Investors need to go into this trade with eyes wide open. The upholstered furniture-to-floorings seller plunged into administration in 2008, among the casualties of the financial crisis. Yet it relisted on the stock market in 2015 and has since demonstrated a more robust business model while gaining market share.
Under the leadership of CEO David Knight, management has made progress in improving the resilience of the business. This has been achieved in three ways: Strengthening its value-focused customer proposition; broadening the customer base to include more affluent shoppers via House of Fraser concessions as well as the addition of more premium brands; and increasing overall cost efficiency.

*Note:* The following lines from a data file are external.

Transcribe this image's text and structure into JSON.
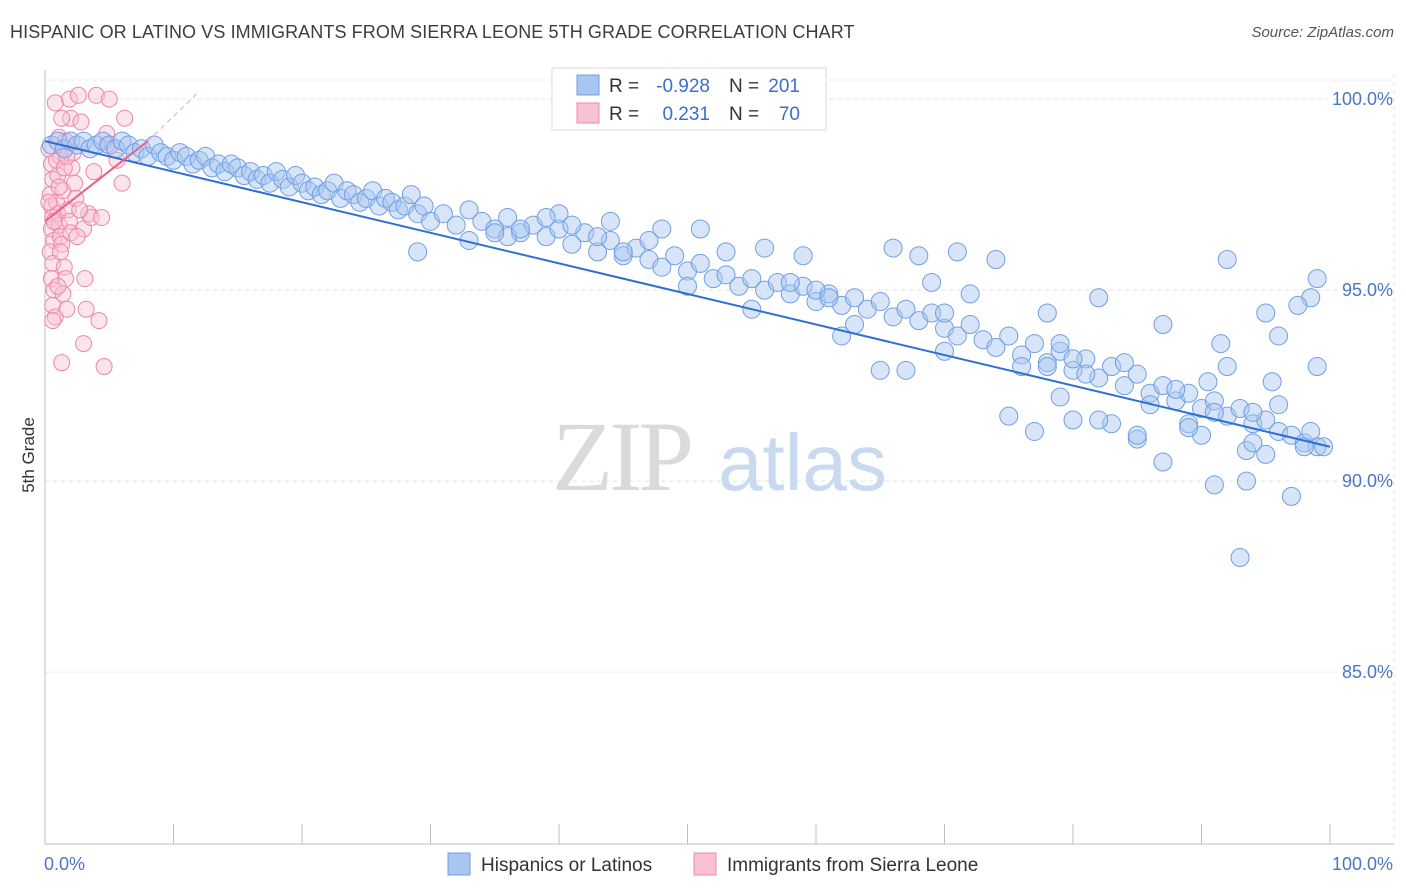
{
  "title": "HISPANIC OR LATINO VS IMMIGRANTS FROM SIERRA LEONE 5TH GRADE CORRELATION CHART",
  "source": "Source: ZipAtlas.com",
  "watermark": {
    "zip": "ZIP",
    "atlas": "atlas"
  },
  "colors": {
    "blue": "#6f9fe6",
    "blue_fill": "#a9c6f0",
    "blue_line": "#2f6fd2",
    "pink": "#ef86a8",
    "pink_fill": "#f7c3d4",
    "pink_line": "#e9608c",
    "tick_text": "#4a76c2"
  },
  "legend": {
    "r_label": "R =",
    "n_label": "N =",
    "rows": [
      {
        "r": "-0.928",
        "n": "201"
      },
      {
        "r": "0.231",
        "n": "70"
      }
    ]
  },
  "chart_data": {
    "type": "scatter",
    "xlabel": "",
    "ylabel": "5th Grade",
    "x_tick_labels": [
      "0.0%",
      "100.0%"
    ],
    "y_tick_labels": [
      "100.0%",
      "95.0%",
      "90.0%",
      "85.0%"
    ],
    "y_ticks": [
      100,
      95,
      90,
      85
    ],
    "xlim": [
      0,
      100
    ],
    "ylim": [
      80.5,
      100.5
    ],
    "grid": true,
    "legend_position": "top-center",
    "series": [
      {
        "name": "Hispanics or Latinos",
        "color": "#6f9fe6",
        "trend": {
          "x": [
            0,
            100
          ],
          "y": [
            98.9,
            90.9
          ]
        },
        "points": [
          [
            0.5,
            98.8
          ],
          [
            1,
            98.9
          ],
          [
            1.5,
            98.7
          ],
          [
            2,
            98.9
          ],
          [
            2.5,
            98.8
          ],
          [
            3,
            98.9
          ],
          [
            3.5,
            98.7
          ],
          [
            4,
            98.8
          ],
          [
            4.5,
            98.9
          ],
          [
            5,
            98.8
          ],
          [
            5.5,
            98.7
          ],
          [
            6,
            98.9
          ],
          [
            6.5,
            98.8
          ],
          [
            7,
            98.6
          ],
          [
            7.5,
            98.7
          ],
          [
            8,
            98.5
          ],
          [
            8.5,
            98.8
          ],
          [
            9,
            98.6
          ],
          [
            9.5,
            98.5
          ],
          [
            10,
            98.4
          ],
          [
            10.5,
            98.6
          ],
          [
            11,
            98.5
          ],
          [
            11.5,
            98.3
          ],
          [
            12,
            98.4
          ],
          [
            12.5,
            98.5
          ],
          [
            13,
            98.2
          ],
          [
            13.5,
            98.3
          ],
          [
            14,
            98.1
          ],
          [
            14.5,
            98.3
          ],
          [
            15,
            98.2
          ],
          [
            15.5,
            98.0
          ],
          [
            16,
            98.1
          ],
          [
            16.5,
            97.9
          ],
          [
            17,
            98.0
          ],
          [
            17.5,
            97.8
          ],
          [
            18,
            98.1
          ],
          [
            18.5,
            97.9
          ],
          [
            19,
            97.7
          ],
          [
            19.5,
            98.0
          ],
          [
            20,
            97.8
          ],
          [
            20.5,
            97.6
          ],
          [
            21,
            97.7
          ],
          [
            21.5,
            97.5
          ],
          [
            22,
            97.6
          ],
          [
            22.5,
            97.8
          ],
          [
            23,
            97.4
          ],
          [
            23.5,
            97.6
          ],
          [
            24,
            97.5
          ],
          [
            24.5,
            97.3
          ],
          [
            25,
            97.4
          ],
          [
            25.5,
            97.6
          ],
          [
            26,
            97.2
          ],
          [
            26.5,
            97.4
          ],
          [
            27,
            97.3
          ],
          [
            27.5,
            97.1
          ],
          [
            28,
            97.2
          ],
          [
            28.5,
            97.5
          ],
          [
            29,
            97.0
          ],
          [
            29.5,
            97.2
          ],
          [
            30,
            96.8
          ],
          [
            31,
            97.0
          ],
          [
            32,
            96.7
          ],
          [
            33,
            97.1
          ],
          [
            34,
            96.8
          ],
          [
            35,
            96.6
          ],
          [
            36,
            96.9
          ],
          [
            37,
            96.5
          ],
          [
            38,
            96.7
          ],
          [
            39,
            96.4
          ],
          [
            40,
            96.6
          ],
          [
            41,
            96.2
          ],
          [
            42,
            96.5
          ],
          [
            43,
            96.0
          ],
          [
            44,
            96.3
          ],
          [
            45,
            95.9
          ],
          [
            46,
            96.1
          ],
          [
            47,
            95.8
          ],
          [
            48,
            95.6
          ],
          [
            49,
            95.9
          ],
          [
            50,
            95.5
          ],
          [
            51,
            95.7
          ],
          [
            52,
            95.3
          ],
          [
            53,
            95.4
          ],
          [
            54,
            95.1
          ],
          [
            55,
            95.3
          ],
          [
            56,
            95.0
          ],
          [
            57,
            95.2
          ],
          [
            58,
            94.9
          ],
          [
            59,
            95.1
          ],
          [
            60,
            94.7
          ],
          [
            61,
            94.9
          ],
          [
            62,
            94.6
          ],
          [
            63,
            94.8
          ],
          [
            64,
            94.5
          ],
          [
            65,
            94.7
          ],
          [
            66,
            94.3
          ],
          [
            67,
            94.5
          ],
          [
            68,
            94.2
          ],
          [
            69,
            94.4
          ],
          [
            70,
            94.0
          ],
          [
            71,
            93.8
          ],
          [
            72,
            94.1
          ],
          [
            73,
            93.7
          ],
          [
            74,
            93.5
          ],
          [
            75,
            93.8
          ],
          [
            76,
            93.3
          ],
          [
            77,
            93.6
          ],
          [
            78,
            93.1
          ],
          [
            79,
            93.4
          ],
          [
            80,
            92.9
          ],
          [
            81,
            93.2
          ],
          [
            82,
            92.7
          ],
          [
            83,
            93.0
          ],
          [
            84,
            92.5
          ],
          [
            85,
            92.8
          ],
          [
            86,
            92.3
          ],
          [
            87,
            92.5
          ],
          [
            88,
            92.1
          ],
          [
            89,
            92.3
          ],
          [
            90,
            91.9
          ],
          [
            91,
            92.1
          ],
          [
            92,
            91.7
          ],
          [
            93,
            91.9
          ],
          [
            94,
            91.5
          ],
          [
            95,
            91.6
          ],
          [
            96,
            91.3
          ],
          [
            97,
            91.2
          ],
          [
            98,
            91.0
          ],
          [
            99,
            90.9
          ],
          [
            29,
            96.0
          ],
          [
            36,
            96.4
          ],
          [
            40,
            97.0
          ],
          [
            44,
            96.8
          ],
          [
            48,
            96.6
          ],
          [
            50,
            95.1
          ],
          [
            55,
            94.5
          ],
          [
            60,
            95.0
          ],
          [
            62,
            93.8
          ],
          [
            66,
            96.1
          ],
          [
            70,
            93.4
          ],
          [
            72,
            94.9
          ],
          [
            74,
            95.8
          ],
          [
            76,
            93.0
          ],
          [
            78,
            94.4
          ],
          [
            80,
            93.2
          ],
          [
            82,
            94.8
          ],
          [
            84,
            93.1
          ],
          [
            86,
            92.0
          ],
          [
            88,
            92.4
          ],
          [
            90,
            91.2
          ],
          [
            92,
            93.0
          ],
          [
            94,
            91.8
          ],
          [
            95,
            90.7
          ],
          [
            96,
            92.0
          ],
          [
            98,
            90.9
          ],
          [
            85,
            91.1
          ],
          [
            87,
            90.5
          ],
          [
            89,
            91.5
          ],
          [
            91,
            89.9
          ],
          [
            93,
            88.0
          ],
          [
            93.5,
            90.0
          ],
          [
            97,
            89.6
          ],
          [
            99,
            93.0
          ],
          [
            99.5,
            90.9
          ],
          [
            98.5,
            94.8
          ],
          [
            95.5,
            92.6
          ],
          [
            71,
            96.0
          ],
          [
            79,
            93.6
          ],
          [
            83,
            91.5
          ],
          [
            87,
            94.1
          ],
          [
            90.5,
            92.6
          ],
          [
            91.5,
            93.6
          ],
          [
            93.5,
            90.8
          ],
          [
            92,
            95.8
          ],
          [
            95,
            94.4
          ],
          [
            97.5,
            94.6
          ],
          [
            99,
            95.3
          ],
          [
            96,
            93.8
          ],
          [
            94,
            91.0
          ],
          [
            98.5,
            91.3
          ],
          [
            80,
            91.6
          ],
          [
            82,
            91.6
          ],
          [
            85,
            91.2
          ],
          [
            89,
            91.4
          ],
          [
            91,
            91.8
          ],
          [
            75,
            91.7
          ],
          [
            77,
            91.3
          ],
          [
            79,
            92.2
          ],
          [
            81,
            92.8
          ],
          [
            78,
            93.0
          ],
          [
            65,
            92.9
          ],
          [
            67,
            92.9
          ],
          [
            69,
            95.2
          ],
          [
            70,
            94.4
          ],
          [
            68,
            95.9
          ],
          [
            58,
            95.2
          ],
          [
            56,
            96.1
          ],
          [
            59,
            95.9
          ],
          [
            61,
            94.8
          ],
          [
            63,
            94.1
          ],
          [
            53,
            96.0
          ],
          [
            51,
            96.6
          ],
          [
            47,
            96.3
          ],
          [
            45,
            96.0
          ],
          [
            43,
            96.4
          ],
          [
            41,
            96.7
          ],
          [
            39,
            96.9
          ],
          [
            37,
            96.6
          ],
          [
            35,
            96.5
          ],
          [
            33,
            96.3
          ]
        ]
      },
      {
        "name": "Immigrants from Sierra Leone",
        "color": "#ef86a8",
        "trend": {
          "x": [
            0,
            8
          ],
          "y": [
            96.8,
            98.9
          ]
        },
        "trend_extension": {
          "x": [
            8,
            12
          ],
          "y": [
            98.9,
            100.2
          ]
        },
        "points": [
          [
            0.3,
            98.7
          ],
          [
            0.5,
            98.3
          ],
          [
            0.6,
            97.9
          ],
          [
            0.4,
            97.5
          ],
          [
            0.5,
            97.2
          ],
          [
            0.6,
            96.9
          ],
          [
            0.5,
            96.6
          ],
          [
            0.7,
            96.3
          ],
          [
            0.4,
            96.0
          ],
          [
            0.6,
            95.7
          ],
          [
            0.5,
            95.3
          ],
          [
            0.7,
            95.0
          ],
          [
            0.6,
            94.6
          ],
          [
            0.8,
            94.3
          ],
          [
            0.9,
            97.3
          ],
          [
            1.0,
            97.0
          ],
          [
            1.1,
            96.7
          ],
          [
            1.2,
            96.4
          ],
          [
            1.0,
            98.0
          ],
          [
            1.2,
            98.5
          ],
          [
            1.4,
            97.6
          ],
          [
            1.3,
            96.2
          ],
          [
            1.5,
            95.6
          ],
          [
            1.6,
            95.3
          ],
          [
            1.4,
            94.9
          ],
          [
            1.7,
            94.5
          ],
          [
            1.3,
            93.1
          ],
          [
            1.8,
            97.1
          ],
          [
            1.9,
            96.8
          ],
          [
            2.0,
            96.5
          ],
          [
            2.1,
            98.2
          ],
          [
            2.2,
            98.6
          ],
          [
            2.0,
            99.5
          ],
          [
            2.3,
            97.8
          ],
          [
            2.4,
            97.4
          ],
          [
            1.9,
            100.0
          ],
          [
            2.6,
            100.1
          ],
          [
            2.8,
            99.4
          ],
          [
            3.0,
            96.6
          ],
          [
            3.2,
            94.5
          ],
          [
            3.0,
            93.6
          ],
          [
            3.4,
            97.0
          ],
          [
            3.6,
            96.9
          ],
          [
            3.8,
            98.1
          ],
          [
            4.0,
            100.1
          ],
          [
            4.2,
            94.2
          ],
          [
            4.4,
            96.9
          ],
          [
            4.6,
            93.0
          ],
          [
            4.8,
            98.8
          ],
          [
            5.0,
            100.0
          ],
          [
            5.6,
            98.4
          ],
          [
            6.0,
            97.8
          ],
          [
            6.2,
            99.5
          ],
          [
            0.8,
            99.9
          ],
          [
            1.1,
            99.0
          ],
          [
            1.6,
            98.9
          ],
          [
            0.9,
            98.4
          ],
          [
            1.5,
            98.2
          ],
          [
            1.1,
            97.7
          ],
          [
            0.7,
            96.8
          ],
          [
            1.2,
            96.0
          ],
          [
            0.6,
            94.2
          ],
          [
            1.0,
            95.1
          ],
          [
            2.5,
            96.4
          ],
          [
            3.1,
            95.3
          ],
          [
            2.7,
            97.1
          ],
          [
            1.7,
            98.5
          ],
          [
            1.3,
            99.5
          ],
          [
            0.3,
            97.3
          ],
          [
            4.8,
            99.1
          ]
        ]
      }
    ]
  },
  "bottom_legend": [
    "Hispanics or Latinos",
    "Immigrants from Sierra Leone"
  ]
}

The self-styled ‘Sofa Carpet Specialist’ offers third party brands such as La-Z-Boy, G Plan and upmarket name Parker Knoll, as well as own brands SiSi Italia and Endurance, while offering four years’ interest-free credit on already ultra-competitive prices.
LOW STOCK RISK
ScS is cash generative, has a strong balance sheet and a website that complements its large out-of-town retail outlets. And as broker Shore Capital explains, roughly 95% of ScS’ stock is purchased on the back of a customer order, meaning the retailer bears very little stock risk, as the only inventory carried is display stock or returns.
Shore upgraded sales, profit and earnings per share estimates for the year to July 2018 and beyond following ScS’ trading update (31 Jan)
for the six months to 27 January 2018. This revealed better-than-expected 2.2% like-for-like order intake growth.
Knight insisted his charge performed in line with expectations over the key winter sales period and believes ScS’ ‘increasing resilience and value proposition will enable us to manage the continued economic uncertainty and take advantage of opportunities’.
For the year to July 2018, Shore forecasts adjusted pre-tax profit of £12.5m (2017: £12m) for earnings per share of 24p and a 15p dividend.
These estimates place ScS on a cheap-looking prospective price-to-earnings multiple of 8.8 times with an attractive 7.1% yield. For financial year 2019, the broker forecasts increased pre-tax profit of £12.7m, earnings per share of 24.5p and a 15.3p dividend.